Russians believe that now is the worst time since 2009 to borrow money, a study by the Moscow-based pollster VCIOM has found. VCIOM’s credit confidence index hit an all-time low score of 17 in April, less than half of the index’s high score of 40 in April 2014.
The credit confidence index – which is based on the question “Do you think that now is a good time to take out loans, or not?” – measures Russians’ willingness to borrow, on a scale from 10 to 90, with a higher score indicating a more favourable attitude toward borrowing.
Despite the decrease in Russians’ willingness to borrow, VCIOM’s consumer confidence index – which measures respondents’ willingness to make “major purchases” – grew from 31 in March to 32 in April, marking the second consecutive month-on-month increase.
The small uptick in willingness to spend and simultaneous hesitance to borrow suggests that Russians are cautious about the long-term prospects of the economy, despite the bottom of the recession having seemingly been reached.

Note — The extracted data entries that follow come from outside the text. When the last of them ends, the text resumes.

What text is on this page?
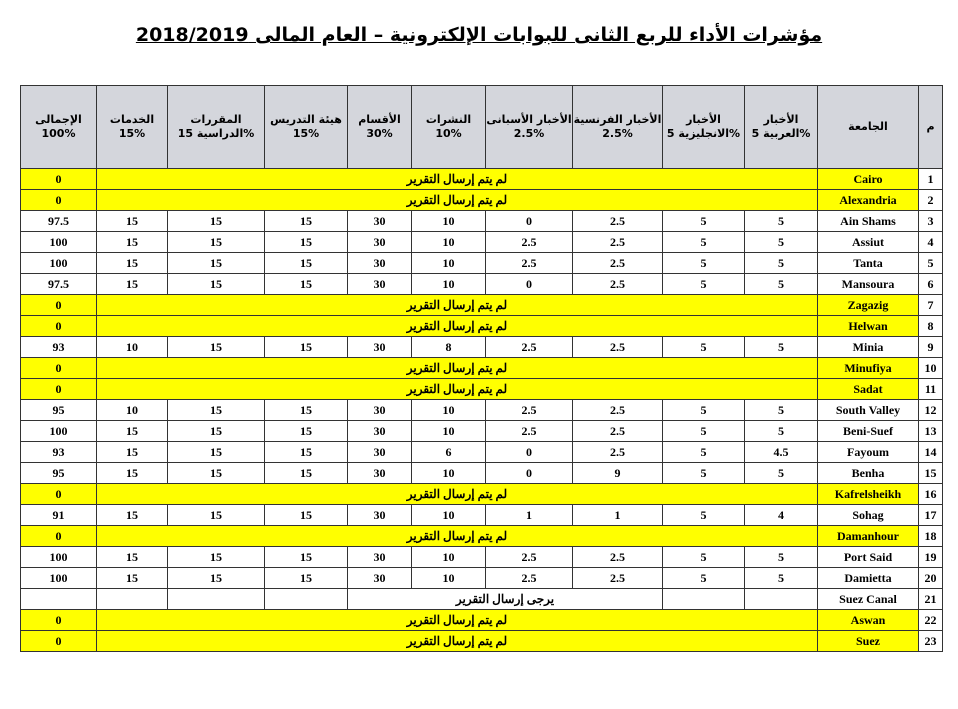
مؤشرات الأداء للربع الثانى للبوابات الإلكترونية – العام المالى 2018/2019
الإجمالى 100%	الخدمات 15%	المقررات الدراسية 15%	هيئة التدريس 15%	الأقسام 30%	النشرات 10%	الأخبار الأسبانى 2.5%	الأخبار الفرنسية 2.5%	الأخبار الانجليزية 5%	الأخبار العربية 5%	الجامعة	م
0	لم يتم إرسال التقرير									Cairo	1
0	لم يتم إرسال التقرير									Alexandria	2
97.5	15	15	15	30	10	0	2.5	5	5	Ain Shams	3
100	15	15	15	30	10	2.5	2.5	5	5	Assiut	4
100	15	15	15	30	10	2.5	2.5	5	5	Tanta	5
97.5	15	15	15	30	10	0	2.5	5	5	Mansoura	6
0	لم يتم إرسال التقرير									Zagazig	7
0	لم يتم إرسال التقرير									Helwan	8
93	10	15	15	30	8	2.5	2.5	5	5	Minia	9
0	لم يتم إرسال التقرير									Minufiya	10
0	لم يتم إرسال التقرير									Sadat	11
95	10	15	15	30	10	2.5	2.5	5	5	South Valley	12
100	15	15	15	30	10	2.5	2.5	5	5	Beni-Suef	13
93	15	15	15	30	6	0	2.5	5	4.5	Fayoum	14
95	15	15	15	30	10	0	9	5	5	Benha	15
0	لم يتم إرسال التقرير									Kafrelsheikh	16
91	15	15	15	30	10	1	1	5	4	Sohag	17
0	لم يتم إرسال التقرير									Damanhour	18
100	15	15	15	30	10	2.5	2.5	5	5	Port Said	19
100	15	15	15	30	10	2.5	2.5	5	5	Damietta	20
				يرجى إرسال التقرير						Suez Canal	21
0	لم يتم إرسال التقرير									Aswan	22
0	لم يتم إرسال التقرير									Suez	23
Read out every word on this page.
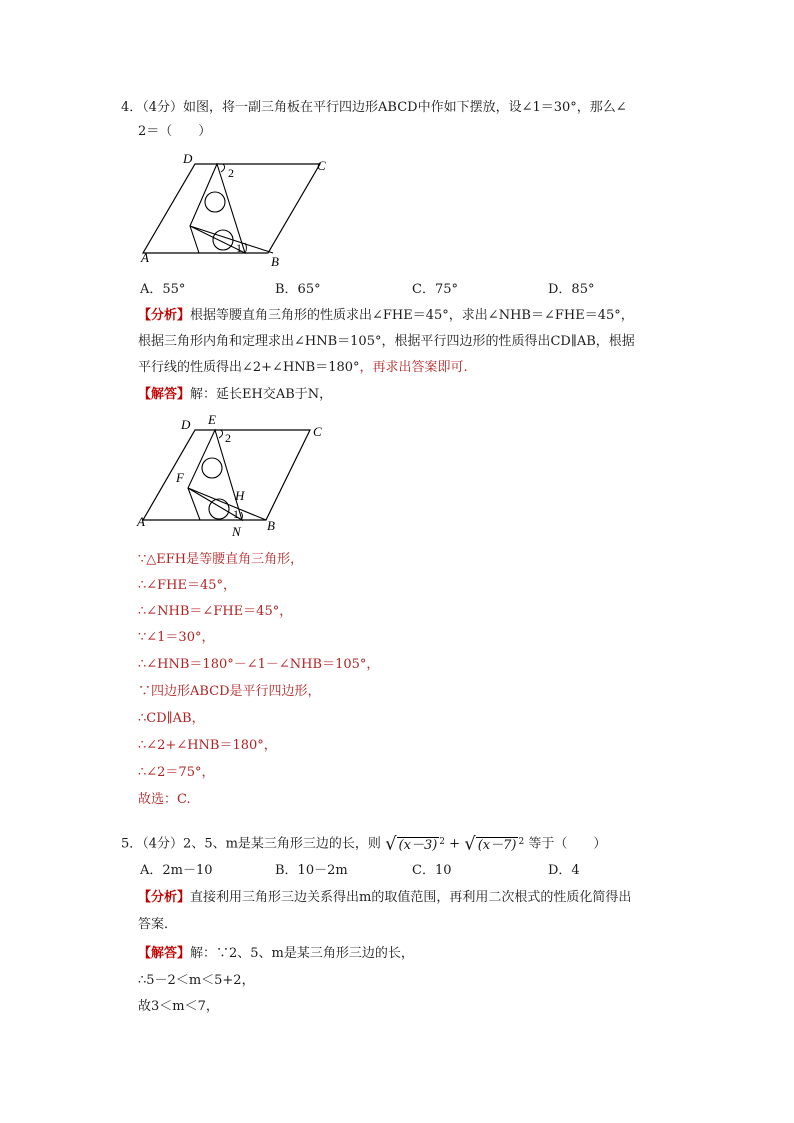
4．（4分）如图，将一副三角板在平行四边形ABCD中作如下摆放，设∠1＝30°，那么∠
2＝（　　）
D	C
A	B
1
2
A．55°	B．65°	C．75°	D．85°
【分析】根据等腰直角三角形的性质求出∠FHE＝45°，求出∠NHB＝∠FHE＝45°，
根据三角形内角和定理求出∠HNB＝105°，根据平行四边形的性质得出CD∥AB，根据
平行线的性质得出∠2+∠HNB＝180°，再求出答案即可.
【解答】解：延长EH交AB于N，
D E
C
F
H
A
N B
1
2
∵△EFH是等腰直角三角形，
∴∠FHE＝45°，
∴∠NHB＝∠FHE＝45°，
∵∠1＝30°，
∴∠HNB＝180°－∠1－∠NHB＝105°，
∵四边形ABCD是平行四边形，
∴CD∥AB，
∴∠2+∠HNB＝180°，
∴∠2＝75°，
故选：C.
5．（4分）2、5、m是某三角形三边的长，则 √ (x－3) $^2$ + √ (x－7) $^2$ 等于（　　）
A．2m－10	B．10－2m	C．10	D．4
【分析】直接利用三角形三边关系得出m的取值范围，再利用二次根式的性质化简得出
答案．
【解答】解：∵2、5、m是某三角形三边的长，
∴5－2＜m＜5+2，
故3＜m＜7，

Easing inflation and a significant slowdown in real wage decreases will have left many in Russia with more disposable income than in 2015, but following 18 months of serious financial hardship, the majority are clearly biding their time before making any long-term financial commitments, such as taking out loans.
Financial prudence appears to be the name of the game for respondents in the poll, with 66% thinking that now is a time to save, compared with the 24% who believe that they should be spending fast or investing their savings. But the split between those who believe they should be depositing savings and those who favour withdrawing savings to hold them in cash is slim, at 37% and 39%, respectively.